Le détail importe. Environ 80% des entreprises de l'échantillon ont réduit leurs effectifs, mais les taux de ROI ne corrèlent pas avec les taux de suppression. Autrement dit : ceux qui licencient plus n'obtiennent pas plus de retour. Gartner positionne 2028 ou 2029 comme l'horizon auquel l'IA autonome deviendrait nette créatrice d'emplois, à condition que les nouvelles formes de travail émergent à temps.
Le 11 mai 2026, MIT Technology Review publie un entretien avec Daron Acemoglu, prix Nobel d'économie 2024. Sa lecture est encore plus prudente.
“There's a huge amount of uncertainty about AI's actual economic trajectory, despite confident rhetoric from industry leaders.
”
Acemoglu estime que l'IA n'apportera qu'un modeste coup de pouce à la productivité américaine, et que l'adoption se mesurera en décennies, pas en années. Les lacunes capacitaires, les hallucinations et la difficulté d'intégration organisationnelle ralentissent le rythme réel. Cette voix se distingue précisément parce qu'elle ne vient pas d'un sceptique de l'IA, mais d'un Nobel qui a passé sa carrière à modéliser les transitions technologiques.
Si Gartner et Acemoglu ont raison sur le timing, alors les arbitrages que font Meta, Microsoft, Amazon et Alphabet en 2026 reposent sur un pari : que le ROI arrivera avant que les marchés ne perdent patience. Le -6% post-earnings de Meta suggère que cette patience est déjà mince.
Le programme MCI : surveiller pour mieux remplacer
L'histoire prend un tour plus inconfortable le 22 avril 2026, soit la veille de la note Bloomberg. Reuters révèle l'existence du programme MCI, pour Model Capability Initiative.

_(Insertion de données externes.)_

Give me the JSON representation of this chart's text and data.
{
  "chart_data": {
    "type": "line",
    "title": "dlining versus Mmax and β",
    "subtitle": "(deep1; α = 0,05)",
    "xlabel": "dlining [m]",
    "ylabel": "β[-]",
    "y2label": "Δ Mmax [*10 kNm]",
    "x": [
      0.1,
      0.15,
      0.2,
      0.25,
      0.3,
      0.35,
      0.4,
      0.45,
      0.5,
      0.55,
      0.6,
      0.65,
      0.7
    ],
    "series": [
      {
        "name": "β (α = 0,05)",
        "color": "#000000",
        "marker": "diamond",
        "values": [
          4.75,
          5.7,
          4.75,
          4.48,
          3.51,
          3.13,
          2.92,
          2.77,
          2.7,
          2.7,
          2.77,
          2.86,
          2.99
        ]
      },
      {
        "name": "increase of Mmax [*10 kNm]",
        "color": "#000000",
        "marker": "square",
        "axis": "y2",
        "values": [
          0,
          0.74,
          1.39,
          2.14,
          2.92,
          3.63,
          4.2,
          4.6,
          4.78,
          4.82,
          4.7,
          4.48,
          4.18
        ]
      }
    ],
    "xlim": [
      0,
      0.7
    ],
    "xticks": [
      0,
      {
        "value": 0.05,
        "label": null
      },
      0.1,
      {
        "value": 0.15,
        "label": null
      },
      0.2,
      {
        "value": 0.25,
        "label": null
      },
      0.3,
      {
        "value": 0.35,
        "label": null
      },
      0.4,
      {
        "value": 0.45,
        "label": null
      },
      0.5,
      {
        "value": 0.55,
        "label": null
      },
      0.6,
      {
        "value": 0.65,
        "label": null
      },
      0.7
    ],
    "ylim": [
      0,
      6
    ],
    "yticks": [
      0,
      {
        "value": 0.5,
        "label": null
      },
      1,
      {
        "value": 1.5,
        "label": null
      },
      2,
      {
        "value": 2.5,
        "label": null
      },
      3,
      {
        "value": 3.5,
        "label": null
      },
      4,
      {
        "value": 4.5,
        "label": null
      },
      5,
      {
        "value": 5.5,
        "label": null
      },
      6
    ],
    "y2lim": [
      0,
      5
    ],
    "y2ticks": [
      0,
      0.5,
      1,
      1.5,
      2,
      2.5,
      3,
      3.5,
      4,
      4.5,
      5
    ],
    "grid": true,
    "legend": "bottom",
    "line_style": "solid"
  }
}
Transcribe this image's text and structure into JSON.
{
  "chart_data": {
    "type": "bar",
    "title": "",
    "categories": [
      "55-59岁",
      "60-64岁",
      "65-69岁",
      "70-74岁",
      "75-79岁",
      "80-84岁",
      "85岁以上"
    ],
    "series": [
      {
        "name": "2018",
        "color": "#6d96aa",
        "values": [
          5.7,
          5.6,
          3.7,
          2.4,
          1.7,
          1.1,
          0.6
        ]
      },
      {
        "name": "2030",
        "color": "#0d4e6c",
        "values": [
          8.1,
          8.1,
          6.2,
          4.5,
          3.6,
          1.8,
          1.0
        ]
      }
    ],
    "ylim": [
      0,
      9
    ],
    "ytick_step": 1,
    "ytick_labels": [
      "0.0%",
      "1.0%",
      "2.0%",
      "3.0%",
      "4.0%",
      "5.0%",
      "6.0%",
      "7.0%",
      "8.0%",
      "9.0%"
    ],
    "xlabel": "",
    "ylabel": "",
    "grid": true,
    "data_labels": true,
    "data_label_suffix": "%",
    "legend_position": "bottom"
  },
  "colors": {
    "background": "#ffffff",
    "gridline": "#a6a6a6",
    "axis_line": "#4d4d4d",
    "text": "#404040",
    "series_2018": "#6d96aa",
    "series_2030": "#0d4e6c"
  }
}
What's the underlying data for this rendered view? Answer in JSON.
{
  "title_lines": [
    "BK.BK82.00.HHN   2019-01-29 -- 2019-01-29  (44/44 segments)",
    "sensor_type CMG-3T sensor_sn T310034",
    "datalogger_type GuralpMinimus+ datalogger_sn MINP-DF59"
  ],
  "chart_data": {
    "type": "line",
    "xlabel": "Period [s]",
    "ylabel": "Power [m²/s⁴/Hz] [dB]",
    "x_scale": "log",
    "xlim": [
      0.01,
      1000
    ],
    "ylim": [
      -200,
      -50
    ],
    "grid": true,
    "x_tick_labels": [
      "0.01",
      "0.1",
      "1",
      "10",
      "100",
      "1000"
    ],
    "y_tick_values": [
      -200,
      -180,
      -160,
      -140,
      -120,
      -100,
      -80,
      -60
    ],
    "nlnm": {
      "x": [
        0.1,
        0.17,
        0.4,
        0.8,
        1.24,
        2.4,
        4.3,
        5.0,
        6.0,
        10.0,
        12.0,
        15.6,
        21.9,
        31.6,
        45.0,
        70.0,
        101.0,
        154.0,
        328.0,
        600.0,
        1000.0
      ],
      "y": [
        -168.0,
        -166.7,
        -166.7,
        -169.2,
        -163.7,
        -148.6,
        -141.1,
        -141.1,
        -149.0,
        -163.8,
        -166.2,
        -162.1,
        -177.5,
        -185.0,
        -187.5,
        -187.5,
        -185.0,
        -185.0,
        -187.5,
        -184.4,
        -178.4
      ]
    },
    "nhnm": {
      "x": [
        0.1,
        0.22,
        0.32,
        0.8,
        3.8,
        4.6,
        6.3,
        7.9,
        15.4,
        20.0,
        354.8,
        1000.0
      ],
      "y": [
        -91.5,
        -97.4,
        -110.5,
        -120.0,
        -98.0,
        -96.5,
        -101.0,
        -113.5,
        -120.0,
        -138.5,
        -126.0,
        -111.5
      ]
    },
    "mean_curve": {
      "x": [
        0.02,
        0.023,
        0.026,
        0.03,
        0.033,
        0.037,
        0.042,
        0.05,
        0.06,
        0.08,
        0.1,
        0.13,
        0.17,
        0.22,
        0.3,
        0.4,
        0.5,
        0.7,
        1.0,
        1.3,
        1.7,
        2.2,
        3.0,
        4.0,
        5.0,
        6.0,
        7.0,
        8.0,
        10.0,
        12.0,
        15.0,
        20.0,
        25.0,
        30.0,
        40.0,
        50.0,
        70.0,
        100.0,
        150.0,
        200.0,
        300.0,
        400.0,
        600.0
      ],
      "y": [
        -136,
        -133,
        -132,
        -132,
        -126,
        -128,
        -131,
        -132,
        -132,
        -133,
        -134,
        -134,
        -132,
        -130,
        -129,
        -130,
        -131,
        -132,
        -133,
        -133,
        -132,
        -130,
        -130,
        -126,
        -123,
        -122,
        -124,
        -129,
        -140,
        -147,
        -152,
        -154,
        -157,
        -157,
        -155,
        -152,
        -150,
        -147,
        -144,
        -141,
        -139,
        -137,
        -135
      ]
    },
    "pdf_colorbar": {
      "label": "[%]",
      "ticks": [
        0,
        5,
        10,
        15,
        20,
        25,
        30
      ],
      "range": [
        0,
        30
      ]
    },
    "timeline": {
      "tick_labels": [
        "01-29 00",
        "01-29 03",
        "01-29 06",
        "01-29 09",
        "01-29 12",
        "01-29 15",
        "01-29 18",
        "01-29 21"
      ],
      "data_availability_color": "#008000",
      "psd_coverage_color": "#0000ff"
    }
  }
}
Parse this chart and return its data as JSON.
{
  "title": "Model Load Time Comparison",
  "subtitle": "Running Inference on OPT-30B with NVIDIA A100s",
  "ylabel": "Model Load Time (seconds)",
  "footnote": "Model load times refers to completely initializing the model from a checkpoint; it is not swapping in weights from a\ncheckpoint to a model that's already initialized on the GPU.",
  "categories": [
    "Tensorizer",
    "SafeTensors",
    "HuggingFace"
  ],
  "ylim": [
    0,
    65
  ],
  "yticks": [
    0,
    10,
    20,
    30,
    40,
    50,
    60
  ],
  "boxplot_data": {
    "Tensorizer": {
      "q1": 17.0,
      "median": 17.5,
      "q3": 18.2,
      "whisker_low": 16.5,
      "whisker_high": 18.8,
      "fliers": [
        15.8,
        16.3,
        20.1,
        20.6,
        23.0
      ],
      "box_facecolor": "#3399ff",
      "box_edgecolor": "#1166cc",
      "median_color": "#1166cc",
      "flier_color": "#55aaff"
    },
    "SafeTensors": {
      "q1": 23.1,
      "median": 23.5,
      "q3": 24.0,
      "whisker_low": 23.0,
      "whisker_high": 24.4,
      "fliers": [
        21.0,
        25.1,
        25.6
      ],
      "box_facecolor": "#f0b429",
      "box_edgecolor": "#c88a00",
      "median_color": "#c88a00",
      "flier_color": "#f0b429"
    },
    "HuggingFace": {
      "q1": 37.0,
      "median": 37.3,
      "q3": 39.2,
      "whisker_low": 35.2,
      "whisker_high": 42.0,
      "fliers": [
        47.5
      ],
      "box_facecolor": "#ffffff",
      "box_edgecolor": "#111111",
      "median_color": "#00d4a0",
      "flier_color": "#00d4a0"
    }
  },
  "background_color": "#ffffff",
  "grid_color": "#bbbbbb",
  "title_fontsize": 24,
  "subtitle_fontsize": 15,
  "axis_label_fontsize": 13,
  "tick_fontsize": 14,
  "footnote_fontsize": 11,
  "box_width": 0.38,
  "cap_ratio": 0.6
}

Meta enregistre les frappes clavier et les captures d'écran de ses propres employés pour entraîner les agents IA qui pourraient, à terme, automatiser leur travail.
Cette séquence a alimenté la session town hall du 30 avril, où plusieurs employés ont contesté la logique d'un trimestre record qui se solde par 10% de l'effectif en moins. Zuckerberg a reconnu son absence de plan trois ans : "Je n'ai pas de boule de cristal." La phrase, anodine en surface, lègue beaucoup d'incertitude aux 70 000 employés restants.
Pour les 8 000 partants, le calendrier est connu : notification le 20 mai, loi WARN californienne qui impose un préavis payé de 60 jours pour les salariés concernés en Californie, paiement final autour du 14 août 2026. Les détenteurs de visa H-1B, eux, disposent de 60 jours pour trouver un nouveau sponsor ou faire face à un retour forcé. Cette tension entre politique d'immigration américaine et licenciements induits par l'IA n'a pas encore trouvé de réponse politique.
Pour aller plus loin
L'earnings call Q1 2026 du 29 avril est la source la plus directe pour entendre Susan Li relier explicitement les licenciements au capex. Les 15 premières minutes contiennent l'essentiel de la séquence chiffres et stratégie.
Les sources qui ont nourri ce décryptage :
La question qui reste
Si tu es ingénieur, ops ou produit dans une boîte tech, le signal Meta n'est pas "Meta licencie". Le signal est "même un trimestre record ne protège plus contre un arbitrage capital". Pour les équipes qui pilotent leur trajectoire en 2026, deux questions sont devenues prioritaires : où est-ce que mon travail crée un gain incompressible, et comment je rends ce gain lisible côté finance.